First, where is the Attorney General’s affirmation that DOJ defends civil rights? He notes that, “It is not the responsibility of the federal government to manage non-federal law enforcement agencies.” Surely, though, protecting those vulnerable to mistreatment is a value central to a Department of Justice’s existence. During the Obama administration that value was reflected in the Civil Rights division opening 25 investigations into law enforcement, 14 of which became consent decrees DOJ will review under the AG’s order.
Importantly, this has never been an “anti-police” value. Several consent decrees mandate interventions to improve office health. Moreover, the best evidence available suggests that consent decrees broaden access to civil liberties and have lasting influence. Protecting civil rights is a job the federal government must do and can do effectively. It is also a value that cannot be overlooked.
Second, where does the Attorney General demonstrate that he understands how trust works? His order states that, “The misdeeds of individual bad actors should not impugn or undermine the legitimate and honorable work that law enforcement officers and agencies perform.” I believe he is echoing the old adage that police misconduct is the product of “a few bad apples,” and should not tarnish the profession. But, here, the “bad apples” idiom represents a mind-boggling lack of understanding—both of idiom and of trust.
The full phrase is “a few bad apples spoils the barrel.” Trust works much the same way: individual acts of misconduct damage the legitimacy of whole institutions. Recent research demonstrates that calls for police assistance (e.g., 911 calls) decline sharply after a single public instance of misconduct (e.g., a police beating). And, since there is near scientific consensus that cooperation with the law begins with trust in it and not fear of it, any pro-police agenda cannot omit the value of repairing damaged trust even as it must affirms the honor of most officers.
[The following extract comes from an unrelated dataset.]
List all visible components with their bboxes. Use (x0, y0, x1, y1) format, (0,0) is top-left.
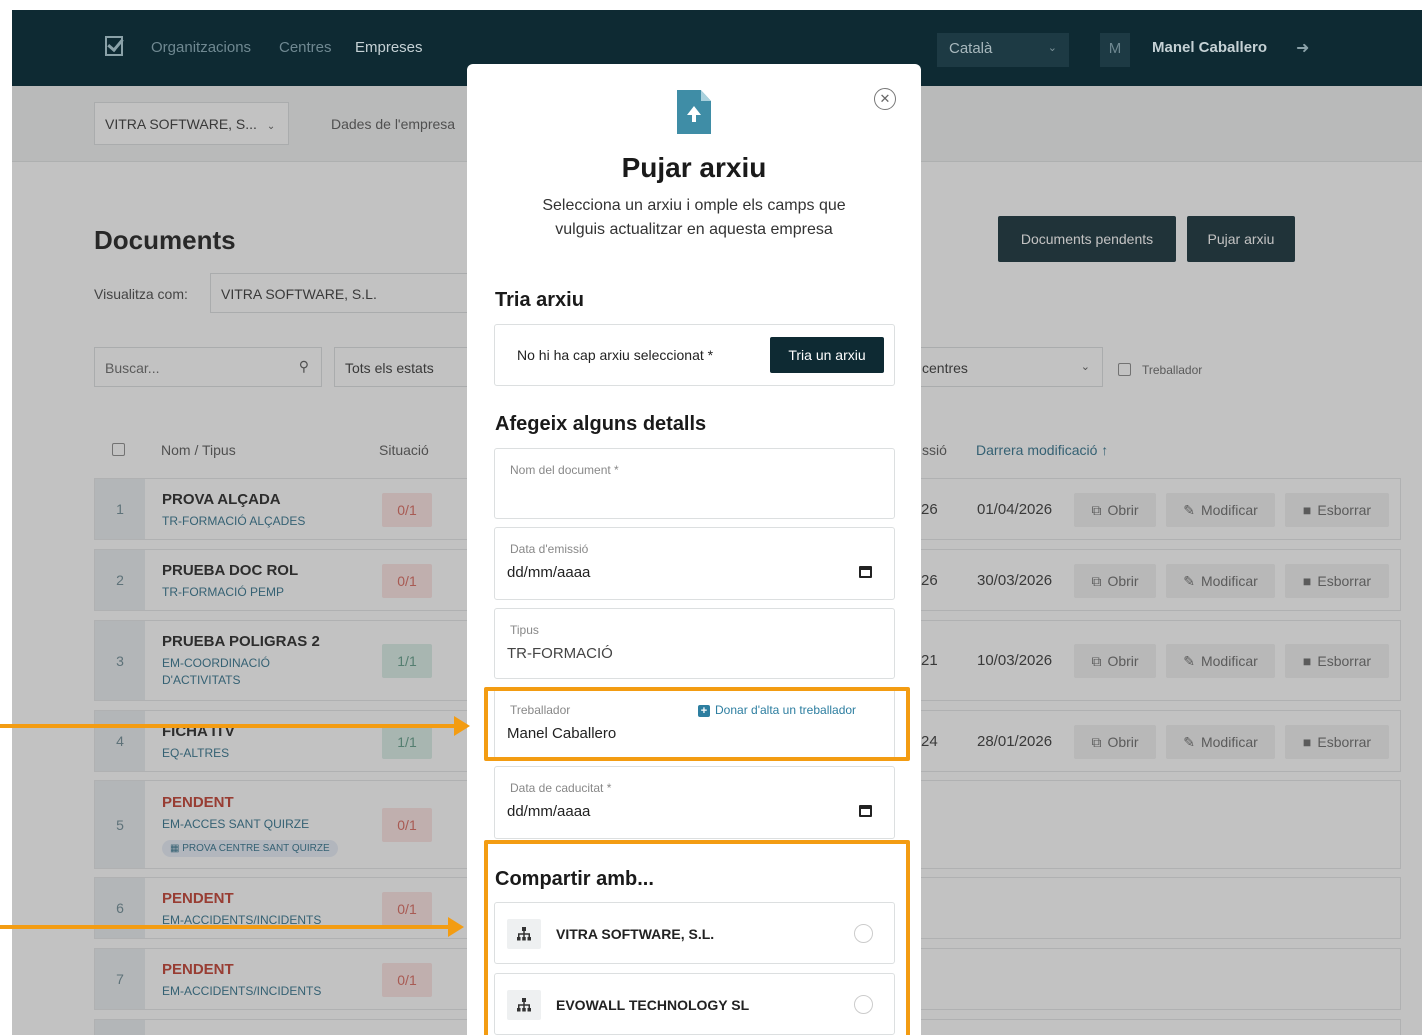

Next, where is the evidence that this Attorney General knows that measuring “justice” is more than measuring “crime?” His statement affirms that “statistics on crime and criminals” are essential. As a #JusticeNerd and a lead researcher on the National Justice Database, I could not agree more! Still, it is bizarre that the statement focuses on “crime and criminals” to the exclusion of data on police behavior. The FBI director called the lack of police shooting data “embarrassing” and “ridiculous,” and in far worse shape than crime data. If the Attorney General wanted to lump in police behavior with that of criminals, I imagine law enforcement would object (as would I). If he did not think police data are important—well, those same objections apply. Valuing policing means we have to care enough to measure what police do.
Finally, where are the values of fairness and decency? The Attorney General asserts that, “Recruitment and training … should focus on making law enforcement a rewarding career, and attracting and retaining well-qualified personnel.” Who could argue? But the lack of any reference to bias reduction or de-escalation is peculiar, particularly in light of the Task Force on 21st Century Policing’s report that strongly called for trainings to emphasize both. The conviction that public safety is best when applied fairly and without unnecessary coercion is glaringly absent from the administration’s agenda.
The DOJ must not forget these values or the science that supports them because the alternative is dangerous. Voiding consent decrees robs communities of the federal support often vital to making the most difficult—and meaningful—changes. Chiefs who navigate consent decrees report that the process is painful, but that change could not succeed without federal intervention. Further, a federal retreat from communities that protested so ardently could further erode trust in government—the value that most breeds public safety.
When the nation is so divided, it is critical that the federal agency charged with oversight of civil rights corrects the oversights in the Attorney General’s statement. To allow them to stand risks not only compromising our values, but also omitting the decades of lessons that science and experience have taught us—and the justice those lessons made possible.